Sur les réseaux sociaux, le compte https://twitter.com/nuitdebout totalise 39 000 abonnés directs et Facebook affiche 123 000 personnes qui «aiment», des chiffres relativement modestes. À titre de comparaison, Alain Juppé, l'un des candidats à la primaire de la droite pour la présidentielle de 2017, est «aimé» par 130 000 personnes sur Facebook.

Tentative de convergence

Jeudi, sous l'impulsion de certains initiateurs de «Nuit Debout», a été tentée une convergence avec les syndicats qui poursuivent leurs actions pour obtenir le retrait de la réforme du droit du travail, jugée trop libérale.

À l'issue d'une manifestation de 15 000 à 60 000 personnes, le chef du syndicat CGT Philippe Martinez s'est rendu place de la République, où il a reçu un accueil mitigé. Des cris «grève générale!» ont fusé, traduisant l'espoir d'un certain nombre que le mouvement soit relayé dans les entreprises et fasse boule de neige dans la société civile.

Mais beaucoup accusent les syndicats de ne pas être représentatifs (à peine 8 % des salariés sont syndiqués en France), divisés, organisés hiérarchiquement et de se cantonner à des revendications catégorielles.

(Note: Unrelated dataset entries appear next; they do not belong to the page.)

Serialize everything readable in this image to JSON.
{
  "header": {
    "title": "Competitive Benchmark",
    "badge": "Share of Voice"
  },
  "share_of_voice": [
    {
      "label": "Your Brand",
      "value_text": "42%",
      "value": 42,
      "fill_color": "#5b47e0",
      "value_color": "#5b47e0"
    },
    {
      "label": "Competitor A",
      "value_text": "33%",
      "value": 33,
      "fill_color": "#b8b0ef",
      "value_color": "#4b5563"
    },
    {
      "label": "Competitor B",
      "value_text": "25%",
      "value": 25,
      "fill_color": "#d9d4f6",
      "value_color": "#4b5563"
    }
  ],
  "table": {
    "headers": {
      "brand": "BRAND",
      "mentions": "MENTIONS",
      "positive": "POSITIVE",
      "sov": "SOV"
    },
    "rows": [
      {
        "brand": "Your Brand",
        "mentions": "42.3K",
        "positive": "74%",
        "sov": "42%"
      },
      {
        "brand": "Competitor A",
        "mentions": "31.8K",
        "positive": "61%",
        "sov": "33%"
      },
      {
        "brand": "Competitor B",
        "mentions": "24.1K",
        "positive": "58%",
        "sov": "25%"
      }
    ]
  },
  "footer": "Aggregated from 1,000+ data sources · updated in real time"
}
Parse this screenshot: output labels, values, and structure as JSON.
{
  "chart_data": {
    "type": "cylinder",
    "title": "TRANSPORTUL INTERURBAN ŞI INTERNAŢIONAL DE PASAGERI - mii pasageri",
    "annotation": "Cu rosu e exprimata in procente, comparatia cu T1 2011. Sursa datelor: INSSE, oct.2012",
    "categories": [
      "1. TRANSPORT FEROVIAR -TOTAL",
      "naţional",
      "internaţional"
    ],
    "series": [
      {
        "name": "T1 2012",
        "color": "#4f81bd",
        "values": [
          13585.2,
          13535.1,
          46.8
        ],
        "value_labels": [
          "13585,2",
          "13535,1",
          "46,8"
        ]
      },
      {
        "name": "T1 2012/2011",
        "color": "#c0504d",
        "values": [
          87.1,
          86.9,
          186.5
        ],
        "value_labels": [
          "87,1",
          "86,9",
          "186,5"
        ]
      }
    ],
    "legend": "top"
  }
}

Or, ils refusent d'envisager un avenir dans le système politique, et tout rapprochement avec une structure existante est dénoncé comme une «récupération».

Observatrice du mouvement, la philosophe politique belge Claire Mouffe, présentée comme l'inspiratrice du mouvement espagnol Podemos, a exprimé ses réserves sur l'avenir de «Nuit Debout».

«Occuper une place ne suffit pas», a-t-elle souligné la semaine dernière dans l'hebdomadaire le Nouvel Observateur. «Si les manifestants veulent avoir un impact politique et être en mesure de transformer le réel, il va falloir qu'ils s'organisent de manière un peu plus verticale».

Pour ce professeur à l'Université de Westminster à Londres dont un livre vient de paraître en France («L'illusion du consensus») «Nuit Debout», comme Occupy Wall Street à New york, nourrit «la croyance romantique d'être en train d'inventer une nouvelle façon de faire de la politique».

En Espagne, les Indignés qui occupaient les places «ont longtemps refusé tout compromis ou alliance», remarque-t-elle, avant que certains créent Podemos qui a obtenu 20 % à la dernière élection. «Entre le mouvement spontané et l'organisation politique, il faut savoir créer une synergie».